Miniphänomenta

Welche Bahn ist wohl die schnellste? (HAZ 09.03.2016)

BAD SALZDETFURTH. Vorsichtig setzt Tjark die gläserne Murmel auf die Bahn. Schnell sucht die sich ihren Weg und rollt abwärts. Zusammen mit ein paar Freunden beobachtet der Grundschüler die Murmel. Dann probiert er eine andere Bahn aus. Ganz deutlich ist zu sehen:

Dort rollt die Murmel noch viel schneller. Die Kinder staunen. „Das liegt an der Schwerkraft“, vermutet ein Schüler. „Die Bahn ist viel steiler“, sagt ein anderer. Die Mädchen und Jungen nicken, ja, das wird wohl die Erklärung sein. Und genau darum geht es, in diesen Tagen in

der Grundschule Lammetal: Selbstständig, ohne Anleitung und Erklärung sollen die Schüler kleine Experimente ausprobieren, kennenlernen – und im besten Fall erklären.

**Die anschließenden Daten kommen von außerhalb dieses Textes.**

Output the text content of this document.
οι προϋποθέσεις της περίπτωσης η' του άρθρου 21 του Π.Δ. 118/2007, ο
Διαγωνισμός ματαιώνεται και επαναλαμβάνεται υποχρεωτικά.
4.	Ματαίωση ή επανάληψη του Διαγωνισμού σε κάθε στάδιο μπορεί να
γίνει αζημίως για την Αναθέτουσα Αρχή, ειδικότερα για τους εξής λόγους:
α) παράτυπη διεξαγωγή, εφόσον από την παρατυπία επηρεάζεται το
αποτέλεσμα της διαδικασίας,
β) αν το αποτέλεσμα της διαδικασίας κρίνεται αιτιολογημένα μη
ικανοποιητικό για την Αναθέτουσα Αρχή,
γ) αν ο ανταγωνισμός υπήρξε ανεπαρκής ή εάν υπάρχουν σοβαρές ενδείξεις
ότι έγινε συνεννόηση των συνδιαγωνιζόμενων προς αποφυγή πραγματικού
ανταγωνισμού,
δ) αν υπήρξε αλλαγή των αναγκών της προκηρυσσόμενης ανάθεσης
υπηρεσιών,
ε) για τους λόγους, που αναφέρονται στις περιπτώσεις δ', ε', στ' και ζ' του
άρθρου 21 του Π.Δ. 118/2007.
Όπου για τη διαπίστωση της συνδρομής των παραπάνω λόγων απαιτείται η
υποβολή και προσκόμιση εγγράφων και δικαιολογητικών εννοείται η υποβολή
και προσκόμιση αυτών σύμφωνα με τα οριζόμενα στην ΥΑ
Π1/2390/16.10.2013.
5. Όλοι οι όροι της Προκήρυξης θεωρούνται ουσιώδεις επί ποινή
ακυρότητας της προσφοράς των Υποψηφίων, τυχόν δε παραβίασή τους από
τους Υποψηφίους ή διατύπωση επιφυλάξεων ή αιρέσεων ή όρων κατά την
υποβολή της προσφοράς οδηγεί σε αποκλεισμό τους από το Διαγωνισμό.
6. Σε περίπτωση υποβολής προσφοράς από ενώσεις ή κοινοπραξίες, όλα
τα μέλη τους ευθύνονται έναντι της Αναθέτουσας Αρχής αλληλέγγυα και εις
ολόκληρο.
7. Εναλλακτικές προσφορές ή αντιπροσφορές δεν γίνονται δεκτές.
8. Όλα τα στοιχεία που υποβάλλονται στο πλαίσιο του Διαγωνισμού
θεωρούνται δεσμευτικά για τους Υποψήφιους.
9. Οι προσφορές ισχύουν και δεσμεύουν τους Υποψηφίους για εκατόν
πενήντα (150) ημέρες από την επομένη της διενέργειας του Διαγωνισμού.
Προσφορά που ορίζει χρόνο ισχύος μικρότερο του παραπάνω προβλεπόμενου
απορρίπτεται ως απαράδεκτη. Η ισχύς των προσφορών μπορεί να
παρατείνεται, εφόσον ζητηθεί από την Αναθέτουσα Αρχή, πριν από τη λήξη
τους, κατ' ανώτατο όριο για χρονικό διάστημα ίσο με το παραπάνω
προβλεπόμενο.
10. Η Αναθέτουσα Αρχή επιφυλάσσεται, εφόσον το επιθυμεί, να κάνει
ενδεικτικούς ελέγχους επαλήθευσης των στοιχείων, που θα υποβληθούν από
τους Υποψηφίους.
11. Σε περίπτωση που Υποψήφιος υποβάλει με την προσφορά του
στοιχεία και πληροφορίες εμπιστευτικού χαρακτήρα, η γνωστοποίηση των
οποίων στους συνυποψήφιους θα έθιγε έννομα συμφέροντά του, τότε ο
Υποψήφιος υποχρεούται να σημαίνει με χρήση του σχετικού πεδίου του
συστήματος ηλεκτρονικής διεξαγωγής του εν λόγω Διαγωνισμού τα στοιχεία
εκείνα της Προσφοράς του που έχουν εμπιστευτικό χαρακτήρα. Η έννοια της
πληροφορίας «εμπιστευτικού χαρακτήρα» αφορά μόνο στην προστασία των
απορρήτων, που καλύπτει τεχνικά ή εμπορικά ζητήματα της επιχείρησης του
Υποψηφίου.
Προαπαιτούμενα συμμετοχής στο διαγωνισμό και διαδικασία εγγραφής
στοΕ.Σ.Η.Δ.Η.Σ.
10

Die Sachkundelehrerinnen Julia Sebastian und Katharina Pülm blicken sich in der Eingangshalle der Grundschule in Bad Salzdetfurth um. So haben sie sich das vorgestellt: Überall experimentierfreudige Mädchen und Jungen, die ohne Angst und Scheu naturwissenschaftliche und technische Experimente erkunden und dabei auch noch mächtig Spaß haben.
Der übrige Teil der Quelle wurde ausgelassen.